As support continues to wind down and an EU-backed switch to competitive bidding expands, developers and investors are under increased pressure to ensure all elements of a project are fully optimised, from site selection, system, design and execution.
Alison Finch, CMO at Huawei’s Smart PV Business Europe, told PV Tech the entire value chain will need to work together.
“We will enter new markets in lock-step with our customers. They know best how to make the most of a piece of land, a situation and the market itself,” said Finch. “I don't think anyone's going to make post-subsidy solar flourish all on their own. I don't think there's going to be some really clever breakthrough piece of technology that's going to suddenly make the prices shoot down, or that there's some magic financial model that makes all the difference. Everyone's going to have to work together to get there. We'll be part of that.
“Huawei’s Smart PV Solutions are constantly evolving and we make substantial investment in R&D every year, resulting in technology innovations that can drive down costs and move our customers closer to grid parity,” she added.
The inverter market has become increasingly competitive in recent years as a number of Asian manufacturers have grabbed market share. To retain its own top position in the UK and globally, Finch said Huawei is already planning for post-subsidy solar.
“If we're going to retain the position we have, we're going to have to work really hard with our key partners, our quality customers, to do some very deep technical workshops to find how we can get the cost of systems down so that we can offer something post-subsidy, because otherwise there's going to be this hiatus,” she said.
Finch said that, while UK solar is still able to benefit from a reduced rate of support from the renewable obligation scheme, even that support is “finite”.

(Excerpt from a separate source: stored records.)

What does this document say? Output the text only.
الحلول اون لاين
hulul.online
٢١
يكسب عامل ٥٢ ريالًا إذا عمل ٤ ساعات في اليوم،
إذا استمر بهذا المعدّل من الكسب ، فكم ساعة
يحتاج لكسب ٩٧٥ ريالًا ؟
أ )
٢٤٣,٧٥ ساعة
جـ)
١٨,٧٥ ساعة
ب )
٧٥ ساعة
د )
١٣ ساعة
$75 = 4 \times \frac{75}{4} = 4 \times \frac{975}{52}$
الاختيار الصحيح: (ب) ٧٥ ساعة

“After that, if we don't have a post-subsidy solution then we're in a hiatus for a while. We have to really look into those systems and see how do we make a system easier to install with fewer component parts, for example. And because we can throw good quality resource at that, we’re optimistic that we’ll find a solution, as is expected of a Tier 1 manufacturer. If we don't come up with that solution, the argument is that we don't deserve to be number one,” she added.